Das längsrechteckige Schiff mit den rundbogigen gekehrten Leibungen der Fenster lässt sich vermutlich mittels der Decke im Innern mit der Jahreszahl 1669 datieren. Ob schon vorher hier eine Kapelle stand, ist nicht bekannt. Den erhöhten, quadratischen Chor stiftete 1743 Pfarrer Andreas Gutzwiller, ursprünglich mit Dachreiter und zwei kleinen Glocken. Auf der südlichen Aussenmauer befand sich die Darstellung des Jüngsten Gerichts und des Totentanzes. Im Innern wird der einfache Saal durch einen halbkreisförmigen Triumphbogen von dem zwei Stufen höher liegenden Chor getrennt. Flache Leistendecken schliessen die Räume, im Schiff mit der Inschrift "1669 N.G.". Neben dem Eingang ein polygonales Weibwasserbecken mit Monogramm TSM und Jahreszahl 1700.



Ausstattung


Auf dem Altarblock des Chörleins steht ein hölzernes Barockretabel aus der Mitte des 17. Jahrhunderts. Anstelle des 1743 gestifteten Altarbildes befindet sich darin seit 1964 die Holzfigurengruppe der Anna selbdritt, aus dem letzten Drittel des 17. Jahrhunderts. Die beiden leuchtertragenden Engel beidseits des Retabels gehören zum Hochaltar und sind somit Werke von JOHANN VIKTOR SCHARPF, um 1680. Im Schiff stehen beidseits des Chorbogens auf Konsolen die Holzfiguren des Antonius von Padua mit Christuskind und der Barbara in wallenden Gewändern mit Kelch, Schwert und Turm, beide aus der Mitte des 17. Jahrhunderts mit Fassungen aus dem 18. Jahrhundert. An der Südwand befindet sich eine kleine Holzfigurengruppe mit Fridolin und dem Totengerippe des Ursus aus der Mitte des 18. Jahrhunderts. Gegenüber die Figurengruppe einer eindrucksvollen Pieta mit sitzender Maria, die Christus in ihrem Schoss hält. Das eher konservative, aber ausdrucksvolle Werk stammt aus der Mitte des 17. Jahrhunderts.

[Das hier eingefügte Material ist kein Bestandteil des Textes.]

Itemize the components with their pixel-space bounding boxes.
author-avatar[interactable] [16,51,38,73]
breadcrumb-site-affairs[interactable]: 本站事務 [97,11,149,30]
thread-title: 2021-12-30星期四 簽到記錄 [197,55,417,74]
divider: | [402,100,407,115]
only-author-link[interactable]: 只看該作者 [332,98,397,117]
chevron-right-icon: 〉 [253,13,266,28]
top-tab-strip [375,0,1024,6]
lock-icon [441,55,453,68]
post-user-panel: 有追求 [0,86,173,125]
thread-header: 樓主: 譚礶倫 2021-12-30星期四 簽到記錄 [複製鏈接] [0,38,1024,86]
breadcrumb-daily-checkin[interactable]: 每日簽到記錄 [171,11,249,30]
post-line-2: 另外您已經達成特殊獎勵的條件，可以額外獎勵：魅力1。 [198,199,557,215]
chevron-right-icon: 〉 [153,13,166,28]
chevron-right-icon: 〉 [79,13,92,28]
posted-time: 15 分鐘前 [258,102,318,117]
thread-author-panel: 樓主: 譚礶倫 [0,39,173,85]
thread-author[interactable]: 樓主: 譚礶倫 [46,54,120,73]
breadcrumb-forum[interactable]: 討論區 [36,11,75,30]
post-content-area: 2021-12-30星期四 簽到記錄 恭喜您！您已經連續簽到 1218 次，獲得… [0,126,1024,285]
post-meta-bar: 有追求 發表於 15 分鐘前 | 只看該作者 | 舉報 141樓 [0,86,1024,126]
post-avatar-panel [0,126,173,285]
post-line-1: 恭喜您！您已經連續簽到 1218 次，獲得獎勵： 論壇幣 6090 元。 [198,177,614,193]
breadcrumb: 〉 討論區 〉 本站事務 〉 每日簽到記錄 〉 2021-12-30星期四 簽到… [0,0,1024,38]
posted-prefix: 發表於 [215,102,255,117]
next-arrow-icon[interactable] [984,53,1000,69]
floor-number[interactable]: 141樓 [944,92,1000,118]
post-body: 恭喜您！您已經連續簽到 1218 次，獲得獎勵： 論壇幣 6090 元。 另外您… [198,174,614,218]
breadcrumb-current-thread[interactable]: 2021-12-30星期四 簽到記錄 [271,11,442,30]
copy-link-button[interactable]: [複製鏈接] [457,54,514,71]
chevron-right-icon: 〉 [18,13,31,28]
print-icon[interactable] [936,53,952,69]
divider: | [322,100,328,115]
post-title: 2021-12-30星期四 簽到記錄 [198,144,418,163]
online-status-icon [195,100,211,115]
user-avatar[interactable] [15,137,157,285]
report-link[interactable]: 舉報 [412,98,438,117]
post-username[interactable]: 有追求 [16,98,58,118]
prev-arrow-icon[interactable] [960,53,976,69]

An der Rückwand des Schiffs hängt ein längliches, hölzernes Tafelbild mit Monogramm TSM und Jahreszahl 1700. Rundbogenarkaden mit rosenumrankten Säulen teilen das Bild in drei Szenen: die Heilige Familie in der Schreinerwerkstatt, die Flucht nach Ägypten und die Vermählung von Joseph und Maria. Das dunkeltonige Bild besitzt starke farbliche Akzente und volkstümlich naive Elemente. Dazu gehört auch die seltene Darstellung von Christus in der Schreinerwerkstatt. Rechts davon hängt ein Andachtsbild mit dem Hl. Aloysius in reich geschnitztem Holzrahmen aus dem Ende des 18. Jahrhunderts. Ferner im Chor ein Ölbild mit den Vierzehn Nothelfern aus dem 18. Jahrhundert.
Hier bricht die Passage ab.